Friday, November 9, 2007

Iranian Nuke Program Further Developed, New Approach Necessary

The war of words between President Bush and Iranian President Ahmadinejad continues to intensify. As Bush reaffirmed his warning on Wednesday that a nuclear-armed Iran might lead to WWIII, Ahmadinejad announced that Iran reached its target of 3,000 fully-functioning centrifuges at the Natanz nuclear facility. Although no independent authority has verified these claims, Ahmadinejad’s announcement goes beyond previous statements by indicating that the centrifuges are now up and running.

Centrifuges produce uranium gas, which can either be developed into fuel for a nuclear reactor or – at higher levels of enrichment – fuel for a nuclear bomb. AP notes that "the number 3,000 is the commonly accepted figure for a nuclear enrichment program that is past the experimental stage and can be used as a platform for a full industrial-scale program that could churn out enough enriched material for dozens of nuclear weapons, should Iran chose to go the route." According to AFP, "this number is a key milestone because scientists say that in ideal conditions it is sufficient to produce enough enriched uranium in one year to make a single nuclear bomb."

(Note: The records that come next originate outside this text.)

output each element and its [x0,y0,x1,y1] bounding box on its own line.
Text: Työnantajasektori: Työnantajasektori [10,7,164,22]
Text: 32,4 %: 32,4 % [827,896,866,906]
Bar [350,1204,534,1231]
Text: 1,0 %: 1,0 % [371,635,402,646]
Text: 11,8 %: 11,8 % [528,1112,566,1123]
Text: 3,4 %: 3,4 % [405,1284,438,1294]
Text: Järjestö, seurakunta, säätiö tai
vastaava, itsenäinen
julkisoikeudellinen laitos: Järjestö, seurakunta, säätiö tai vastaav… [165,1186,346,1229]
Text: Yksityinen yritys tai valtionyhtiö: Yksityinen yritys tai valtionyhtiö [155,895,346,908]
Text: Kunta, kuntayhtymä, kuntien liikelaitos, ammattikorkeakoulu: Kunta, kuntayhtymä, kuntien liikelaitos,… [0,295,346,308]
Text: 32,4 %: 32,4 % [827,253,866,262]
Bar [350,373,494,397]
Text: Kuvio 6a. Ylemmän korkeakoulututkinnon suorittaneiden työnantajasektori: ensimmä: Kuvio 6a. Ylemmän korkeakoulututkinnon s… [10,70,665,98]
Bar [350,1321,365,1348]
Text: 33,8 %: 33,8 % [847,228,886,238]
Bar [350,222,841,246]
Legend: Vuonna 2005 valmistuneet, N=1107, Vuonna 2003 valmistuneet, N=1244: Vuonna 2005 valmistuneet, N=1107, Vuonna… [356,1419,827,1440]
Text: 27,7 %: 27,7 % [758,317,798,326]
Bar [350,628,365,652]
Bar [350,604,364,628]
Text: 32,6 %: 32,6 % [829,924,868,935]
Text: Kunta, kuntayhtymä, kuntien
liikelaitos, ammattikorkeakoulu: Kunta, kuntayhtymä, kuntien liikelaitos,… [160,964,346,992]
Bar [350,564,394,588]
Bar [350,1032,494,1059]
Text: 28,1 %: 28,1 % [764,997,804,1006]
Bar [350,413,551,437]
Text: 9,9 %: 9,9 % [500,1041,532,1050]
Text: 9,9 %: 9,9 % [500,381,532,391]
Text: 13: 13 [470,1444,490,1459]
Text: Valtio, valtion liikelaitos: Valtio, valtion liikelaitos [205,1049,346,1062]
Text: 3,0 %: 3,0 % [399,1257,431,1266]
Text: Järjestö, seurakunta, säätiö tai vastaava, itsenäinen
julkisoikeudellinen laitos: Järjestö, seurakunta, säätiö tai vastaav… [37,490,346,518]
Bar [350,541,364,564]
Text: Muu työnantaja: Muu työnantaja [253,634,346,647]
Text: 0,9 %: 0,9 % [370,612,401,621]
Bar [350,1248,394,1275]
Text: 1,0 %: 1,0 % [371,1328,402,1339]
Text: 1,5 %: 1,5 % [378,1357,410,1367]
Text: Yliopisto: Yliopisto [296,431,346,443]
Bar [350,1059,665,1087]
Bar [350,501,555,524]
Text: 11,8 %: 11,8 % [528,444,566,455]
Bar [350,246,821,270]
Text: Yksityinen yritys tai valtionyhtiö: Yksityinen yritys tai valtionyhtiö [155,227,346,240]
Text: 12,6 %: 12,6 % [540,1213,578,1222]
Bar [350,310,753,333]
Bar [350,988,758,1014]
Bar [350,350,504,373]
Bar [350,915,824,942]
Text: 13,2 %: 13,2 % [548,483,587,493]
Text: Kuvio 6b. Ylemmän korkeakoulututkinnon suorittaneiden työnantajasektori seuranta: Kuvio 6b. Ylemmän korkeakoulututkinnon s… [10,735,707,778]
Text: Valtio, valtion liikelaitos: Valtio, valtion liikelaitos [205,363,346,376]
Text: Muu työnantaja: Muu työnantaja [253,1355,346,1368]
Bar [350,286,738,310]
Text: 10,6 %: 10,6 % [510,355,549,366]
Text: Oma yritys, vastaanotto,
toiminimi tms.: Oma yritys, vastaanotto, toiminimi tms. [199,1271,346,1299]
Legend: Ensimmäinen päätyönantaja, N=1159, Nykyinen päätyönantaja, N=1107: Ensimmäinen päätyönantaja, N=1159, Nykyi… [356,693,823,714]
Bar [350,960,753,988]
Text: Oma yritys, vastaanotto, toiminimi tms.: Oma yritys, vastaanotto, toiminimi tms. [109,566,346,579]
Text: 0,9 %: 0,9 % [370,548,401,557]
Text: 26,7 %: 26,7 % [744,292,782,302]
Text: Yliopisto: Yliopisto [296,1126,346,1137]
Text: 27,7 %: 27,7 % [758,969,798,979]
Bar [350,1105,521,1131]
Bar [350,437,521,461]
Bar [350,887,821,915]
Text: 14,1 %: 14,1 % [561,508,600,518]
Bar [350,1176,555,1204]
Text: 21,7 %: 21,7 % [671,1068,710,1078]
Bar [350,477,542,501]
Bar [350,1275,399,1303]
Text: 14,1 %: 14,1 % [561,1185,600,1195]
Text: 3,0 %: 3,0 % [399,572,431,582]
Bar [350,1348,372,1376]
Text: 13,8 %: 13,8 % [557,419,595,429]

Iran's continued development of its uranium enrichment program is in clear defiance of unilateral and multilateral efforts by the U.S. and the international community to curb the development of its nuclear program. Even assuming the truthfulness of Ahmadinejad's claims, his public statements about his country’s nuclear program are aggressive at a minimum.

But examining this issue from beyond the somewhat limited perspective we are offered by the Bush administration or the mainstream media, it is not far-fetched to argue that Ahmadinejad's rhetoric and actions may be as much of a response as they are a catalyst in the international controversy regarding the country’s nuclear program.

Statements that Iran "could not care less" about UN Security Council resolutions because they are based on a "wrong report" seem on provocative-par with Bush's recent discussions of "WWIII," a "nuclear holocaust," and threats of military action against the Islamic state. The battle of words has certainly intensified in opposition to the goal of trying to prevent a battle of nuclear weapons.

In addition to a war of words, other recent activity from Washington has done little to create an environment conducive to constructive dialogue. These activities include the blacklisting of Iran's elite Revolutionary Guard Corps in the Kyl-Lieberman Amendment, as well as unilateral sanctions initiated by the U.S. and encouraged for European nations. The UN Security Council has already instituted two sets of sanctions, with some countries pushing for a third.

It seems that it might be a valuable lesson for the Bush administration to learn that any action short of military engagement does not automatically constitute "diplomacy." The recent debate in the U.S. regarding Iran's nuclear program seems to have devolved into a false dichotomy. One side advocates a hawkish stance in which military action against the country is seen as necessary, while the other advocates "everything else," a position which is now dominated by punitive measures.

A word of advice to the Bush administration: rather than just using sticks and bigger sticks in our effort to prevent Iran from gaining nuclear weapons, a few carrots might come in handy.